Frolich and several other men, including Dandridge McRae, were indicted for the 1868 murder of Albert Parker, an agent of Arkansas Governor Powell Clayton sent to investigate Klan activity in White County. Frolich was the Grand Giant of the Ku Klux Klan for White County. Parker had been sent as an undercover agent to White County to investigate the Klan's role in the death of a black leader and the attempted assassination of a state senator. Parker was killed in October 1868 by the order of Dandridge and Frolich. Parker's body was dumped in a well and was not discovered until March 1870. A warrant with no bail was issued for the arrest of Frolich, Dandridge and several other men involved in the murder. Frolich fled to Canada and worked as a printer in Windsor, Ontario, for a year. Governor Clayton offered a $1,000 bounty for his arrest. He returned to Arkansas in June 1871, when bail was offered. He demanded a trial and was acquitted when the prosecutor was unable to produce evidence.

In 1874, he was elected as assistant secretary of the state Senate and as chief secretary of the state Senate in 1878. He served in the Arkansas Militia and as adjutant general from April 8, 1877, to 1879. He served as Secretary of State of Arkansas for three terms, from 1879 to 1885. He implemented improvements to the Arkansas State House including updating the gate, removing barracks, and acquiring portraits of famous Arkansans.

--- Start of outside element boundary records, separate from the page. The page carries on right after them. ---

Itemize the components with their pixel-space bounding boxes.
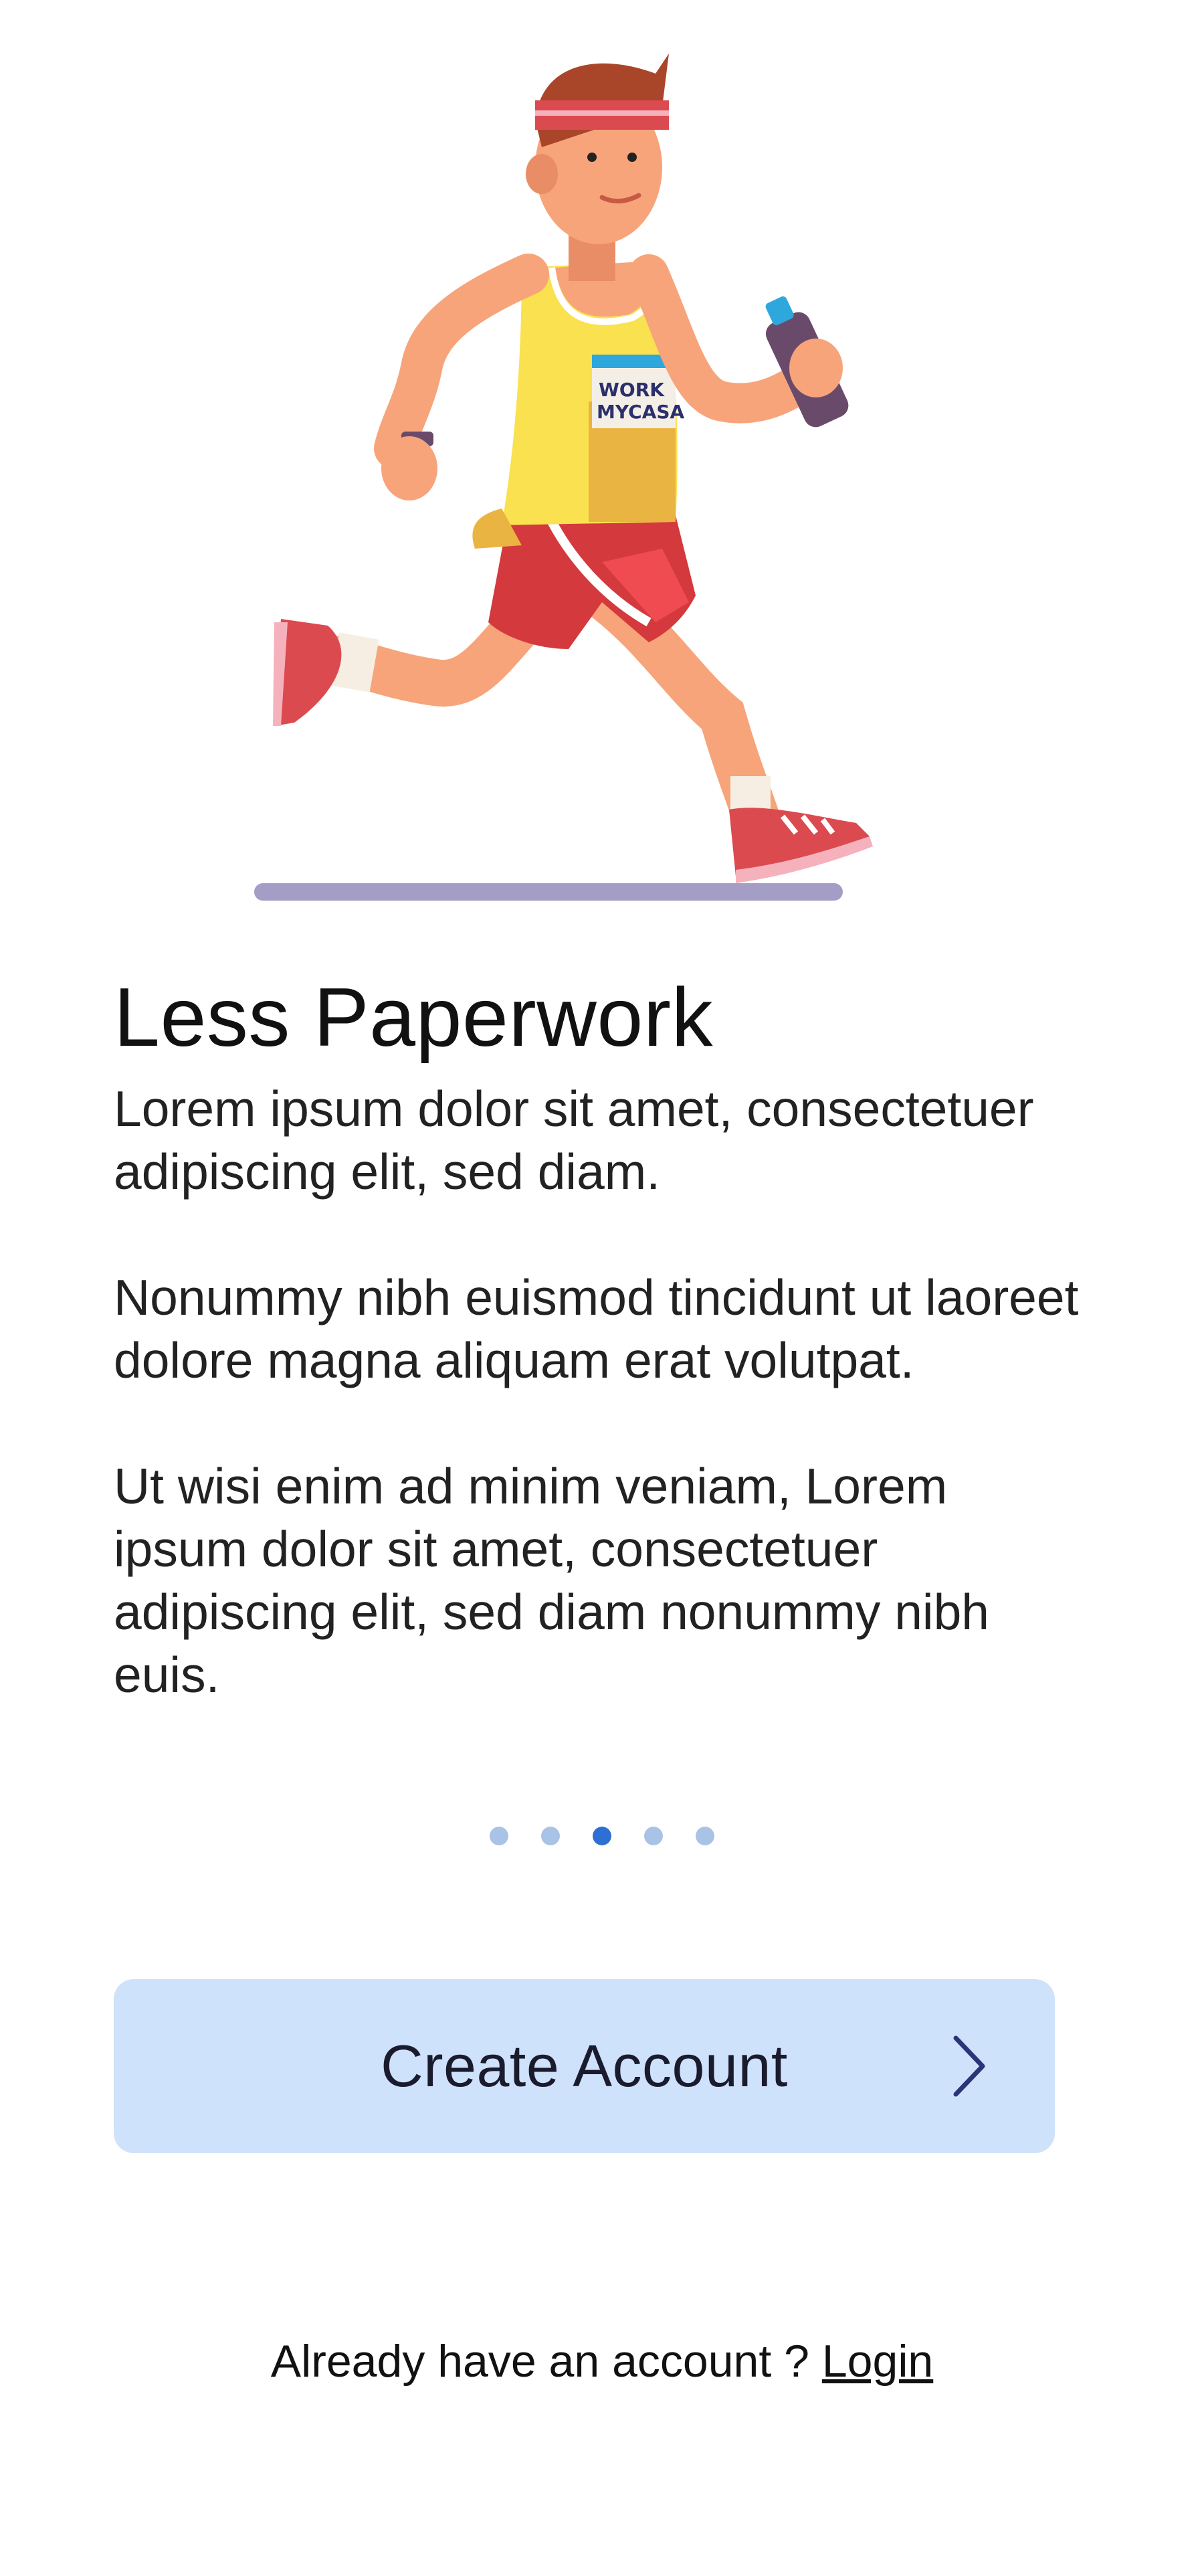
page-indicator xyxy=(0,1827,1204,1845)
page-title: Less Paperwork xyxy=(114,972,714,1064)
description: Lorem ipsum dolor sit amet, consectetuer… xyxy=(114,1077,1090,1769)
runner-illustration: WORK MYCASA xyxy=(254,47,943,923)
chevron-right-icon xyxy=(953,2035,985,2097)
login-link[interactable]: Login xyxy=(822,2336,933,2387)
page-dot[interactable] xyxy=(696,1827,714,1845)
create-account-label: Create Account xyxy=(381,2033,788,2099)
login-prompt-text: Already have an account ? xyxy=(270,2336,822,2387)
description-paragraph: Nonummy nibh euismod tincidunt ut laoree… xyxy=(114,1269,1079,1388)
description-paragraph: Lorem ipsum dolor sit amet, consectetuer… xyxy=(114,1081,1034,1200)
create-account-button[interactable]: Create Account xyxy=(114,1979,1055,2153)
ground-line xyxy=(254,883,843,901)
page-dot[interactable] xyxy=(644,1827,663,1845)
login-prompt: Already have an account ? Login xyxy=(0,2335,1204,2387)
description-paragraph: Ut wisi enim ad minim veniam, Lorem ipsu… xyxy=(114,1458,990,1703)
page-dot[interactable] xyxy=(541,1827,560,1845)
svg-text:WORK: WORK xyxy=(599,379,665,401)
svg-text:MYCASA: MYCASA xyxy=(597,401,685,423)
page-dot-active[interactable] xyxy=(593,1827,611,1845)
page-dot[interactable] xyxy=(490,1827,508,1845)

Frolich moved to Washington, D.C., and worked in the Grover Cleveland administration as chief clerk of the Mineral Division of the Interior Department and as chief financial clerk of the Patent Office. He returned to Arkansas in 1889 and worked as business manager for the Arkansas Gazette newspaper. He left the Gazette in 1890 and worked for the J.H. Sannoner & Co. mercantile business. He declared himself a candidate for state treasurer but died prior to the election.

He died in Little Rock on April 25, 1890, and was interred at Oakland Cemetery in Little Rock.

==Personal life==
Frolich married Mollie Gaines Finley on September 2, 1869, and they had three children.